A GREAT Western Railway steam locomotive, which once worked on the branch lines of South Devon, is being returned to active life at Williton on the West Somerset Railway.

The loco has been restored by a team at West Somerset Restoration, and its boiler work carried out at Buckfastleigh’s South Devon Railway.

Number 4561 is a GWR ‘Small Prairie’ tank engine which was built at Swindon in 1924. It first came to Devon to work on local trains in 1930 when it was allocated to Laira locomotive shed in Plymouth. A year later it moved to Newton Abbot where its duties included passenger and local goods trains on branch lines between Brent and Kingsbridge, the Moretonhampstead branch and the line between Totnes and Ashburton.

In 1941 4561 moved to Truro and for the next two decades the engine alternated its home locosheds between Truro and Newton Abbot, until it was withdrawn at the end of 1961.

After spending time in the scrapyard at Barry in South Wales it was purchased by the West Somerset Railway Association for working passenger trains between Bishops Lydeard, near Taunton, and Minehead. Williton is the mid-point of the 20-mile line, between the Quantock Hills and the Bristol Channel coast.

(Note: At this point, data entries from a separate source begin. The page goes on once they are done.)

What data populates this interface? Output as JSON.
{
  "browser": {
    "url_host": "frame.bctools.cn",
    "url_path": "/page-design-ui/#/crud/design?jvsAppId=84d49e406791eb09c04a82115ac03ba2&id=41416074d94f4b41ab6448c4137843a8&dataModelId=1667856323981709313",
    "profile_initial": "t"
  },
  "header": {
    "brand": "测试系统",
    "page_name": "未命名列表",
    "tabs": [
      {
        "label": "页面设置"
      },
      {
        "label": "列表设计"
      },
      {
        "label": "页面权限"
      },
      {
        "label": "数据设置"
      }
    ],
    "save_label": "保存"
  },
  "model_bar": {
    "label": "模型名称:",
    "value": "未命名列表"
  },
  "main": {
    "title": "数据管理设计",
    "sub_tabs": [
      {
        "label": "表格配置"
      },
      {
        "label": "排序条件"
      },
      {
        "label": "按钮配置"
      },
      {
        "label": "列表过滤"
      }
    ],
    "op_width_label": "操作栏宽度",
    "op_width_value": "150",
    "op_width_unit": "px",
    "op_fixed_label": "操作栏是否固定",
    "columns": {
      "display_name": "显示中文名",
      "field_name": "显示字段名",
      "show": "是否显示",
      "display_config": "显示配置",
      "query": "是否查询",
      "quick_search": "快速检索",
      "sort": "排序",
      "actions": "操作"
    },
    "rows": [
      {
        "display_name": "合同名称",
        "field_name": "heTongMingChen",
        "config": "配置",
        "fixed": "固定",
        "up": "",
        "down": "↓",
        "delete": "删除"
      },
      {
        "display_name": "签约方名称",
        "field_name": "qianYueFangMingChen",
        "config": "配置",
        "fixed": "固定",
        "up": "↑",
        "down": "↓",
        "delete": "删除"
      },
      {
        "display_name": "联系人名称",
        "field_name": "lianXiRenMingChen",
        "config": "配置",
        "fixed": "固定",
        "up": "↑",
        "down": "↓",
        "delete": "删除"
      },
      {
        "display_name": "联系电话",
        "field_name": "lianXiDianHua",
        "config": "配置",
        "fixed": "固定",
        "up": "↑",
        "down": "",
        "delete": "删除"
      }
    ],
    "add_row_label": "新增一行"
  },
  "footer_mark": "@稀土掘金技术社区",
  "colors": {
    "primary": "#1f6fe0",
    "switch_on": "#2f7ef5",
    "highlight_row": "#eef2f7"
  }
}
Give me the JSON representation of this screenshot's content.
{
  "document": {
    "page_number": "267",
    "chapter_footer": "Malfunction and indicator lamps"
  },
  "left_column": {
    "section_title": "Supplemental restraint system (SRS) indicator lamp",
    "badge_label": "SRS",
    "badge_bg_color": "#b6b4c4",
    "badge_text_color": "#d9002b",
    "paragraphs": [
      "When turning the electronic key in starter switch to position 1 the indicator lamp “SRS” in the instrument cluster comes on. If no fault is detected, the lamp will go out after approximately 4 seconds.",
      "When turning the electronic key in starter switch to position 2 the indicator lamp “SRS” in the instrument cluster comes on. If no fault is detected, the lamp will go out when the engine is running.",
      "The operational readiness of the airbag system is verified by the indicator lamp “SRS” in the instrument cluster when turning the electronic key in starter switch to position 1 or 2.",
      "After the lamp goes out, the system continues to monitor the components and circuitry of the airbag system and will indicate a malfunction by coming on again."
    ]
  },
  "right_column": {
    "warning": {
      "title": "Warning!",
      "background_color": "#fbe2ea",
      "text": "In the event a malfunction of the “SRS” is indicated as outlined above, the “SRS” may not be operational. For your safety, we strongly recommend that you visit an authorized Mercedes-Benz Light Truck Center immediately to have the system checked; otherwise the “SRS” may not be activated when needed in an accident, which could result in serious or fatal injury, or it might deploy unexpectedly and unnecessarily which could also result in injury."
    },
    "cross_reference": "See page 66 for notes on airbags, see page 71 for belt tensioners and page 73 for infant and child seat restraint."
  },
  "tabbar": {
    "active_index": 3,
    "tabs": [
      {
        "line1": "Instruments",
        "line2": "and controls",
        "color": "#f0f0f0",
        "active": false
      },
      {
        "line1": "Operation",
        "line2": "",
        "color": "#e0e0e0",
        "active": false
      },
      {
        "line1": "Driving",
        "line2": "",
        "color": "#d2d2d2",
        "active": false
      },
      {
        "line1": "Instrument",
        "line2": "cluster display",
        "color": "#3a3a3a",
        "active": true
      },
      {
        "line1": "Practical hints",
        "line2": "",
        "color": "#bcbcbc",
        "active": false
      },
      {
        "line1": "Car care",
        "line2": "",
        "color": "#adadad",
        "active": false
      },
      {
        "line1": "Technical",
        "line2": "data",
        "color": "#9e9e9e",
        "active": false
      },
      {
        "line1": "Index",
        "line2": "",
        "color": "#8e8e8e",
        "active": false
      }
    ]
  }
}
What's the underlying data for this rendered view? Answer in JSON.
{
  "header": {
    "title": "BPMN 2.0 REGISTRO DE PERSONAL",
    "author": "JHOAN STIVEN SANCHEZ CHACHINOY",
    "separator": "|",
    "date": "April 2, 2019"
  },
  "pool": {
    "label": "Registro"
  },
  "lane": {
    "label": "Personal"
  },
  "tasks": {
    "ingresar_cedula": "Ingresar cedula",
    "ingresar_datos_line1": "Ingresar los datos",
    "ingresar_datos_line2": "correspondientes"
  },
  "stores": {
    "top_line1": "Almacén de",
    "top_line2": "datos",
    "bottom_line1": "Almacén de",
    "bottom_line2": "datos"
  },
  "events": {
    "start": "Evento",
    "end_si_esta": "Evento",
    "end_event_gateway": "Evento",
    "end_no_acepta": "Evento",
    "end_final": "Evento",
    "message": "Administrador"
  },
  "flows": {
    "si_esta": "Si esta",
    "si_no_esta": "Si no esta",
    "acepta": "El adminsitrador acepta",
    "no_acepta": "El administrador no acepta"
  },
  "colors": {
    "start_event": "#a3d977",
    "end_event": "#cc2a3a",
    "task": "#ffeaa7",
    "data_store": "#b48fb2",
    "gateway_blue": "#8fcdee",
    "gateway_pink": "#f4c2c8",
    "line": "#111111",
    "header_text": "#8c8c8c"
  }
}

Work on the latest overhaul is being carried out by the team at West Somerset Restoration which includes apprentices funded by the WSRA as part of its remit to train engineers, both in traditional skills and for the future. Other projects being worked on at the Williton workshops include further steam engines and historic carriages and wagons.

There’s an opportunity to see the ongoing work when the workshop doors of West Somerset Restoration open on April 29 and 30, as part of the West Somerset Railway Spring Steam Gala.